En los atardeceres de verano el barrio se decora de un halo extraño. Es bonito, sí. Las fachadas de las casas, pequeñas, como guaridas de lobos, se amoratan y parece que una piel humana blanquísima con vergajazos se extiende hacia el campo ocre. El sol, si hay nubes de crepúsculo, saca tintes que desparrama por el calvero, por las tres calles de la Cal, por los tejados. Un velo de polvo blanco tamiza la luz y parece que se extiende un arco iris aplastado. Las mujeres se sientan a las puertas de sus casas sobre unas piedras que están para eso. Charlan poco y se les van los ojos lejos, muy lejos, hacia tierras de mejor fortuna. Los hombres se distribuyen por las tabernas a hablar de política en voz baja y con muchos claros. Les queda en el pelo, en las cejas, en las pestañas, como un recuerdo de caracterización de viejos. En las uñas y en los surcos de la piel la cal reposa su madrugada. A veces cae en los vasos de vino el polvillo blanco. A veces, a una palmada en el hombro de un compañero, se levanta una nubecilla.

De las tres tabernas hay que hablar algo. Es normal que la mejor abastecida sólo sea visitada los domingos. Ningún hombre del barrio dejará de llevar a sus chicos a tomar una buena zarzaparrilla o una granadina fresca a esta taberna en un día de fiesta, cuando se va vestido elegantemente, recién afeitado y contento de no trabajar. Además, aquí se pueden comprar un dulzón o un caramelo verde, que casi no cabe en la boca del niño, o un paquetillo afligido de lágrimas de azúcar. En cambio, las otras tabernas son más de visita cotidiana, pero con cierto orden. Así, por la mañana, a hora muy temprana, está ya abierta la del coñac y el anís; así, por la noche, la última que cierra es la del vino y las sardinas olvidadas bajo una gasa amarilla y rota. Los hombres del barrio dan, siguiendo este método, de comer a los tres taberneros y llevan una vida sana de bebedores con ley.

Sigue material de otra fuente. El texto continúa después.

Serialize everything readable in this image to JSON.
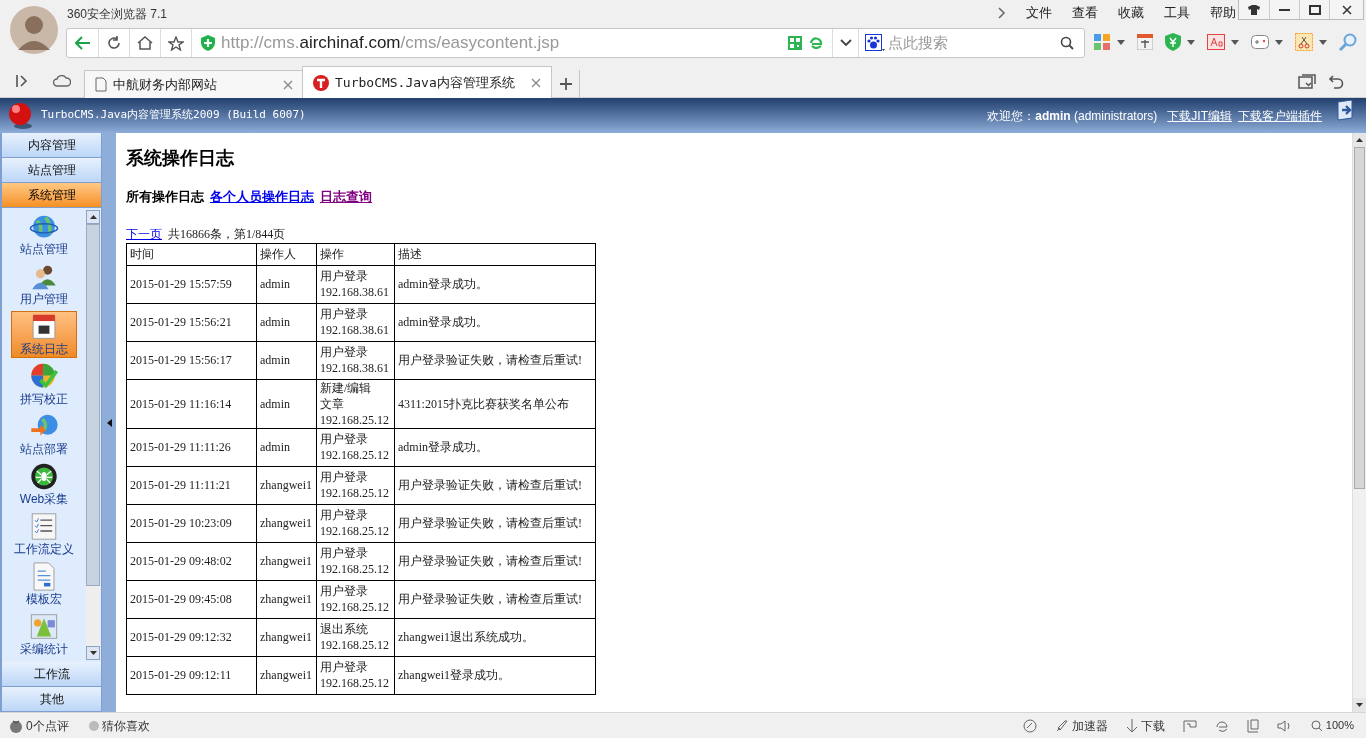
{
  "browser": {
    "title": "360安全浏览器 7.1",
    "menu": [
      "文件",
      "查看",
      "收藏",
      "工具",
      "帮助"
    ],
    "address": {
      "prefix": "http://cms.",
      "domain": "airchinaf.com",
      "suffix": "/cms/easycontent.jsp"
    },
    "search": {
      "placeholder": "点此搜索"
    },
    "tabs": [
      {
        "label": "中航财务内部网站",
        "selected": false
      },
      {
        "label": "TurboCMS.Java内容管理系统",
        "selected": true
      }
    ]
  },
  "app_header": {
    "title": "TurboCMS.Java内容管理系统2009 (Build 6007)",
    "welcome": "欢迎您：**admin** (administrators)",
    "links": [
      "下载JIT编辑",
      "下载客户端插件"
    ]
  },
  "sidebar": {
    "sections_top": [
      {
        "label": "内容管理",
        "selected": false
      },
      {
        "label": "站点管理",
        "selected": false
      },
      {
        "label": "系统管理",
        "selected": true
      }
    ],
    "items": [
      {
        "label": "站点管理",
        "kind": "globe",
        "selected": false
      },
      {
        "label": "用户管理",
        "kind": "users",
        "selected": false
      },
      {
        "label": "系统日志",
        "kind": "calendar",
        "selected": true
      },
      {
        "label": "拼写校正",
        "kind": "check",
        "selected": false
      },
      {
        "label": "站点部署",
        "kind": "deploy",
        "selected": false
      },
      {
        "label": "Web采集",
        "kind": "spider",
        "selected": false
      },
      {
        "label": "工作流定义",
        "kind": "list",
        "selected": false
      },
      {
        "label": "模板宏",
        "kind": "doc",
        "selected": false
      },
      {
        "label": "采编统计",
        "kind": "chart",
        "selected": false
      }
    ],
    "sections_bottom": [
      {
        "label": "工作流",
        "selected": false
      },
      {
        "label": "其他",
        "selected": false
      }
    ]
  },
  "page": {
    "title": "系统操作日志",
    "log_tabs": [
      {
        "label": "所有操作日志",
        "selected": true,
        "visited": false
      },
      {
        "label": "各个人员操作日志",
        "selected": false,
        "visited": false
      },
      {
        "label": "日志查询",
        "selected": false,
        "visited": true
      }
    ],
    "pager": {
      "next": "下一页",
      "summary": "共16866条，第1/844页"
    },
    "table": {
      "columns": [
        "时间",
        "操作人",
        "操作",
        "描述"
      ],
      "rows": [
        {
          "time": "2015-01-29 15:57:59",
          "user": "admin",
          "operation": "用户登录",
          "ip": "192.168.38.61",
          "description": "admin登录成功。"
        },
        {
          "time": "2015-01-29 15:56:21",
          "user": "admin",
          "operation": "用户登录",
          "ip": "192.168.38.61",
          "description": "admin登录成功。"
        },
        {
          "time": "2015-01-29 15:56:17",
          "user": "admin",
          "operation": "用户登录",
          "ip": "192.168.38.61",
          "description": "用户登录验证失败，请检查后重试!"
        },
        {
          "time": "2015-01-29 11:16:14",
          "user": "admin",
          "operation": "新建/编辑文章",
          "ip": "192.168.25.12",
          "description": "4311:2015扑克比赛获奖名单公布"
        },
        {
          "time": "2015-01-29 11:11:26",
          "user": "admin",
          "operation": "用户登录",
          "ip": "192.168.25.12",
          "description": "admin登录成功。"
        },
        {
          "time": "2015-01-29 11:11:21",
          "user": "zhangwei1",
          "operation": "用户登录",
          "ip": "192.168.25.12",
          "description": "用户登录验证失败，请检查后重试!"
        },
        {
          "time": "2015-01-29 10:23:09",
          "user": "zhangwei1",
          "operation": "用户登录",
          "ip": "192.168.25.12",
          "description": "用户登录验证失败，请检查后重试!"
        },
        {
          "time": "2015-01-29 09:48:02",
          "user": "zhangwei1",
          "operation": "用户登录",
          "ip": "192.168.25.12",
          "description": "用户登录验证失败，请检查后重试!"
        },
        {
          "time": "2015-01-29 09:45:08",
          "user": "zhangwei1",
          "operation": "用户登录",
          "ip": "192.168.25.12",
          "description": "用户登录验证失败，请检查后重试!"
        },
        {
          "time": "2015-01-29 09:12:32",
          "user": "zhangwei1",
          "operation": "退出系统",
          "ip": "192.168.25.12",
          "description": "zhangwei1退出系统成功。"
        },
        {
          "time": "2015-01-29 09:12:11",
          "user": "zhangwei1",
          "operation": "用户登录",
          "ip": "192.168.25.12",
          "description": "zhangwei1登录成功。"
        }
      ]
    }
  },
  "status_bar": {
    "left": [
      "0个点评",
      "猜你喜欢"
    ],
    "accelerator": "加速器",
    "download": "下载",
    "zoom": "100%"
  }
}
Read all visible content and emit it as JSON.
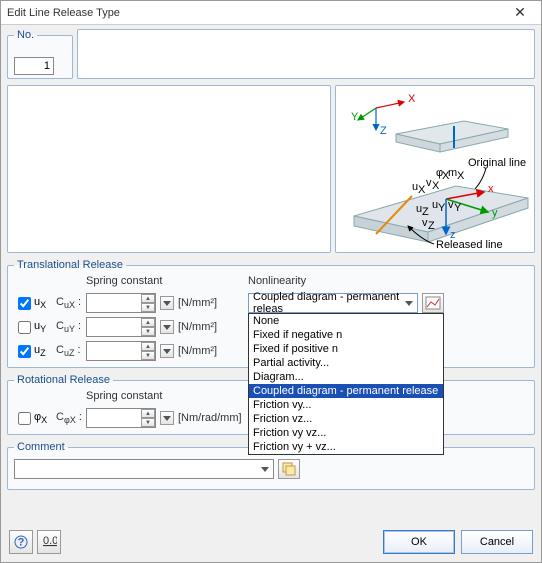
{
  "window_title": "Edit Line Release Type",
  "no_label": "No.",
  "no_value": "1",
  "diagram_labels": {
    "original_line": "Original line",
    "released_line": "Released line"
  },
  "translational_release": {
    "legend": "Translational Release",
    "spring_header": "Spring constant",
    "nonlinearity_header": "Nonlinearity",
    "unit": "[N/mm²]",
    "rows": [
      {
        "dof_base": "u",
        "dof_sub": "X",
        "spring_label_base": "C",
        "spring_label_sub": "uX",
        "spring_value": ""
      },
      {
        "dof_base": "u",
        "dof_sub": "Y",
        "spring_label_base": "C",
        "spring_label_sub": "uY",
        "spring_value": ""
      },
      {
        "dof_base": "u",
        "dof_sub": "Z",
        "spring_label_base": "C",
        "spring_label_sub": "uZ",
        "spring_value": ""
      }
    ]
  },
  "rotational_release": {
    "legend": "Rotational Release",
    "spring_header": "Spring constant",
    "unit": "[Nm/rad/mm]",
    "rows": [
      {
        "dof_base": "φ",
        "dof_sub": "X",
        "spring_label_base": "C",
        "spring_label_sub": "φX",
        "spring_value": ""
      }
    ]
  },
  "nonlinearity": {
    "selected": "Coupled diagram - permanent releas",
    "options": [
      "None",
      "Fixed if negative n",
      "Fixed if positive n",
      "Partial activity...",
      "Diagram...",
      "Coupled diagram - permanent release",
      "Friction vy...",
      "Friction vz...",
      "Friction vy vz...",
      "Friction vy + vz..."
    ]
  },
  "comment": {
    "legend": "Comment",
    "value": ""
  },
  "buttons": {
    "ok": "OK",
    "cancel": "Cancel"
  }
}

El jefe de los muchos subordinados es apacible y delgado, se duele a veces de la boca, que la tiene quemada, y hace gárgaras de coñac para desinfectarse. Le salen dos punzones en las rodillas y quijotea defendiendo ante el patrono a sus compañeros. El jefe sin subordinados es necio, egoísta, envidioso de la gloria del otro y, ¡qué corpulencia tiene, Dios mío!, es..., es... como un boxeador. Se cuentan de él cosas tremendas de cuando estuvo en la cárcel por una bronca con no sé qué jaque, de cuando sirvió en África soldado, de cuando unas elecciones movidas que hubo. Le llaman todos por su apellido, Muñoz, como al otro le llaman por su patronímico, Miguel.

Muñoz puso de moda entre la gente joven el llevar tatuados los brazos, como él. A uno le dio un disgusto porque como se dedicaba, por poco dinero, a acribillarles los brazos con mujeres en cueros y corazones flechados y gritos subversivos, que es lo que había aprendido en la morería, y no tenía sentido de la asepsia, pues se le infectó y se le puso el brazo hinchado igual que una corambre de vino y por muy poco tienen que cortárselo.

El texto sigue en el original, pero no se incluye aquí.